Si vous pensez avoir été victime de cyberharcèlement, qui concerne autre chose que la haine raciale, ethnique ou religieuse, l’apologie du terrorisme etc, vous pouvez allez sur internet-signalement.gouv.fr
C : Surtout, un texte de loi est en train d’être mis en place
A : La secrétaire d’État à l’égalité Femme/Homme Marlène Schiappa a fait visiblement du cyberharcèlement un combat. Si rien n’a été fait pour l’instant, elle compte agir en proposant un texte de loi qui prévoit de punir les cyber-harceleurs dès le premier message je cite, « insultant, dégradant ou menaçant ». Les cyber-harceleurs risqueraient désormais 45 000 euros d’amende et jusqu’à 3 ans de prison.
Sachez aussi qu’un numéro vert a été mis en place si vous ou quelqu’un de votre famille est victime de cyber-harcèlement, il s’agit du 0800 200 000.
C : Merci Angèle Chatelier pour ces précisions sur le cyber-harcèlement. Je rappelle aussi que la saison 2 de 13 Reasons Why qui traite de ce sujet est disponible sur Netflix le 18 mai.
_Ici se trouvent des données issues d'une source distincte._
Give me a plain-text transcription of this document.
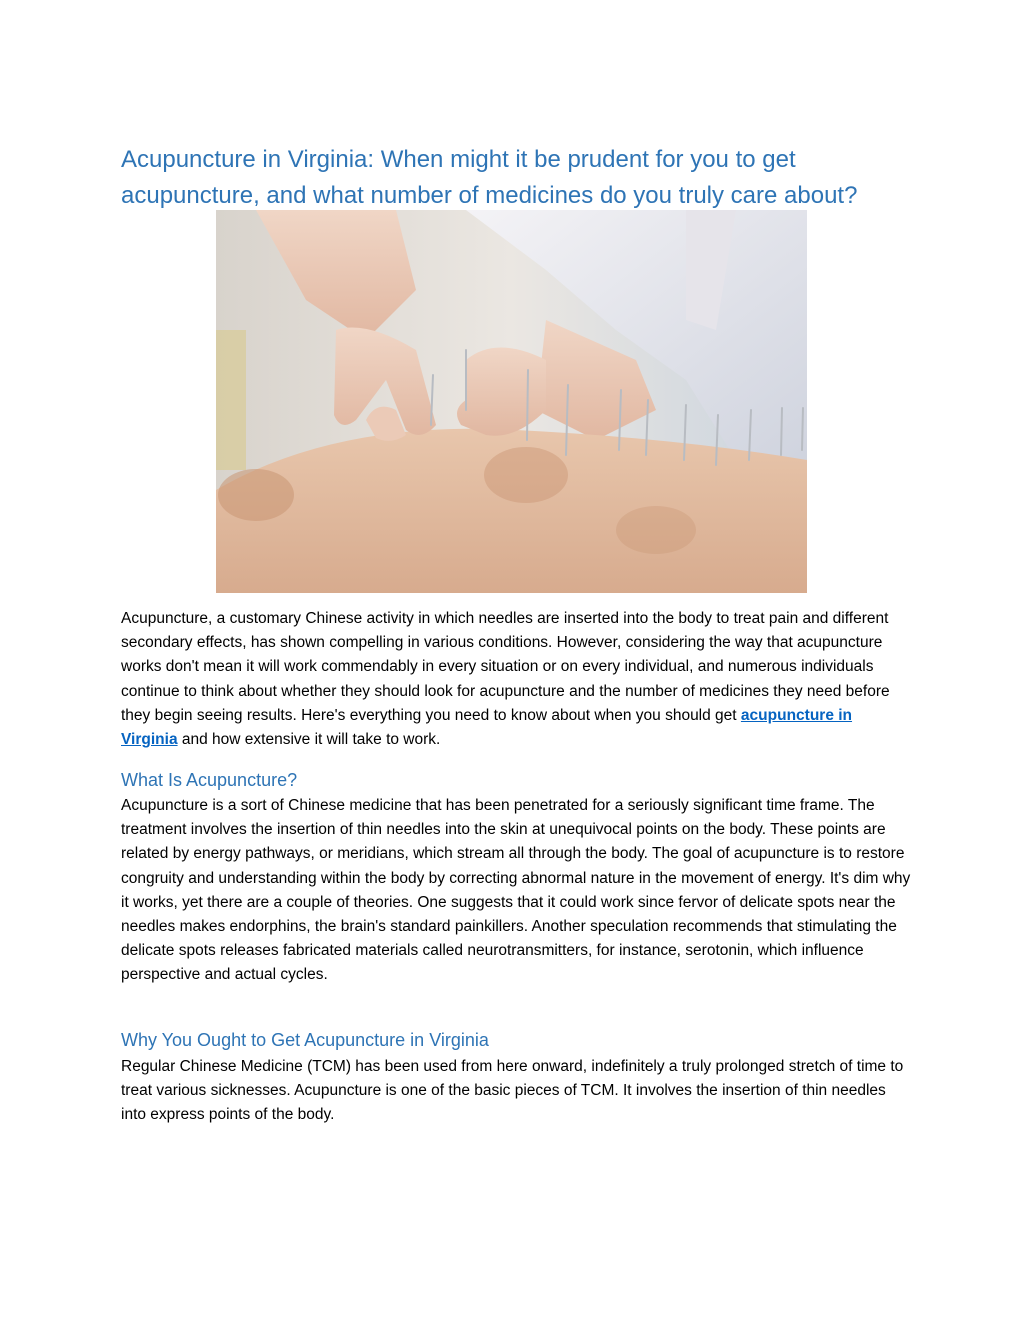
Acupuncture in Virginia: When might it be prudent for you to get acupuncture, and what number of medicines do you truly care about?

Acupuncture, a customary Chinese activity in which needles are inserted into the body to treat pain and different secondary effects, has shown compelling in various conditions. However, considering the way that acupuncture works don't mean it will work commendably in every situation or on every individual, and numerous individuals continue to think about whether they should look for acupuncture and the number of medicines they need before they begin seeing results. Here's everything you need to know about when you should get acupuncture in Virginia and how extensive it will take to work.

What Is Acupuncture?

Acupuncture is a sort of Chinese medicine that has been penetrated for a seriously significant time frame. The treatment involves the insertion of thin needles into the skin at unequivocal points on the body. These points are related by energy pathways, or meridians, which stream all through the body. The goal of acupuncture is to restore congruity and understanding within the body by correcting abnormal nature in the movement of energy. It's dim why it works, yet there are a couple of theories. One suggests that it could work since fervor of delicate spots near the needles makes endorphins, the brain's standard painkillers. Another speculation recommends that stimulating the delicate spots releases fabricated materials called neurotransmitters, for instance, serotonin, which influence perspective and actual cycles.

Why You Ought to Get Acupuncture in Virginia

Regular Chinese Medicine (TCM) has been used from here onward, indefinitely a truly prolonged stretch of time to treat various sicknesses. Acupuncture is one of the basic pieces of TCM. It involves the insertion of thin needles into express points of the body.
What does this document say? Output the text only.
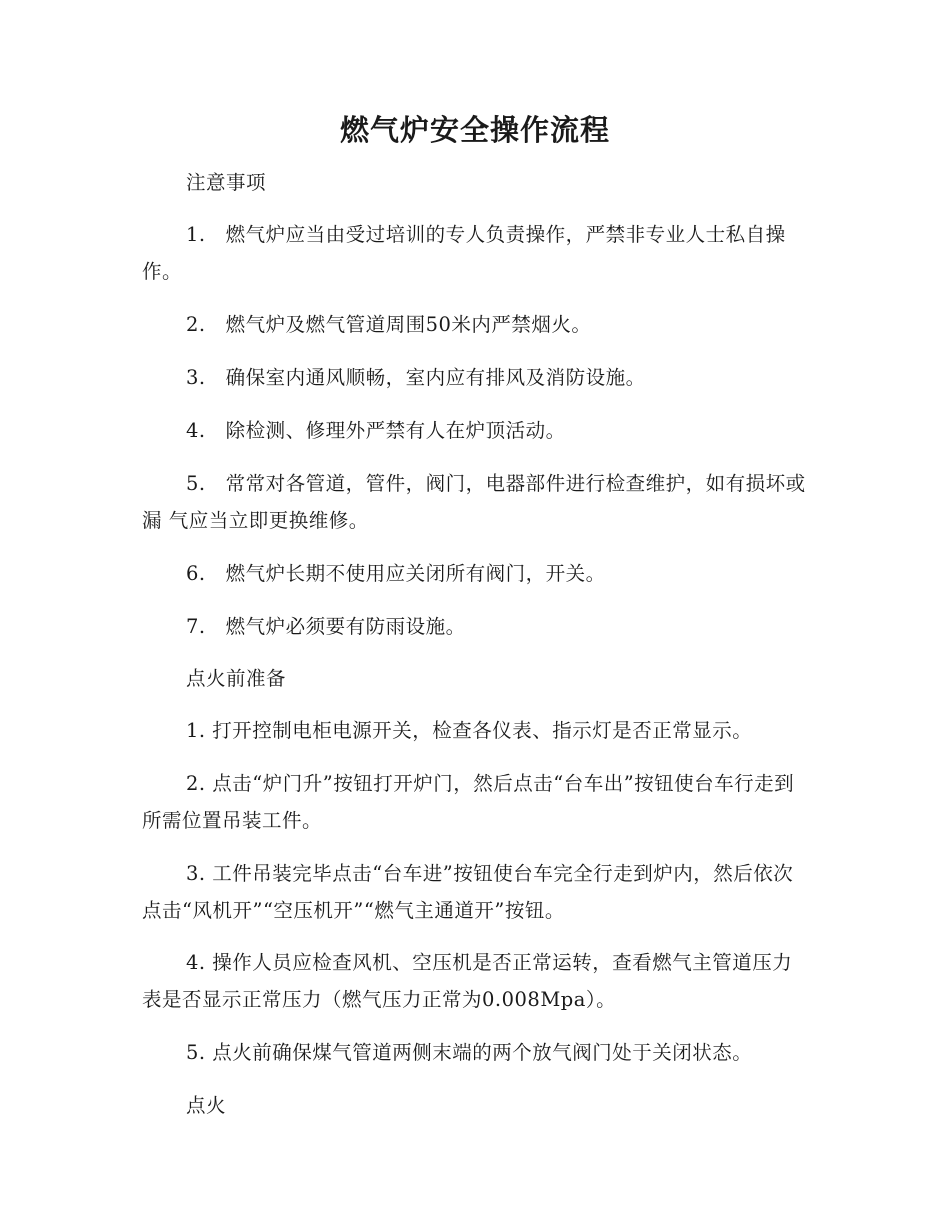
燃气炉安全操作流程

注意事项

1.　燃气炉应当由受过培训的专人负责操作，严禁非专业人士私自操作。

2.　燃气炉及燃气管道周围50米内严禁烟火。

3.　确保室内通风顺畅，室内应有排风及消防设施。

4.　除检测、修理外严禁有人在炉顶活动。

5.　常常对各管道，管件，阀门，电器部件进行检查维护，如有损坏或漏 气应当立即更换维修。

6.　燃气炉长期不使用应关闭所有阀门，开关。

7.　燃气炉必须要有防雨设施。

点火前准备

1. 打开控制电柜电源开关，检查各仪表、指示灯是否正常显示。

2. 点击“炉门升”按钮打开炉门，然后点击“台车出”按钮使台车行走到所需位置吊装工件。

3. 工件吊装完毕点击“台车进”按钮使台车完全行走到炉内，然后依次点击“风机开”“空压机开”“燃气主通道开”按钮。

4. 操作人员应检查风机、空压机是否正常运转，查看燃气主管道压力表是否显示正常压力（燃气压力正常为0.008Mpa）。

5. 点火前确保煤气管道两侧末端的两个放气阀门处于关闭状态。

点火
A très bientôt.
De Nadia Daam à Caroline De Haas… Le cyberharcèlement : ce mal qui fait fuir les gens des réseaux
Qu’elles soient connues ou non, qu’elles soient militantes ou non, le cyberharcèlement touche un très grand nombre de personnes sur les réseaux sociaux. Le gouvernement a décidé de légiférer sur la question et les plateformes se sentent désarmées face à ce problème. Avec Angèle Chatelier, on fait le point sur ce fléau.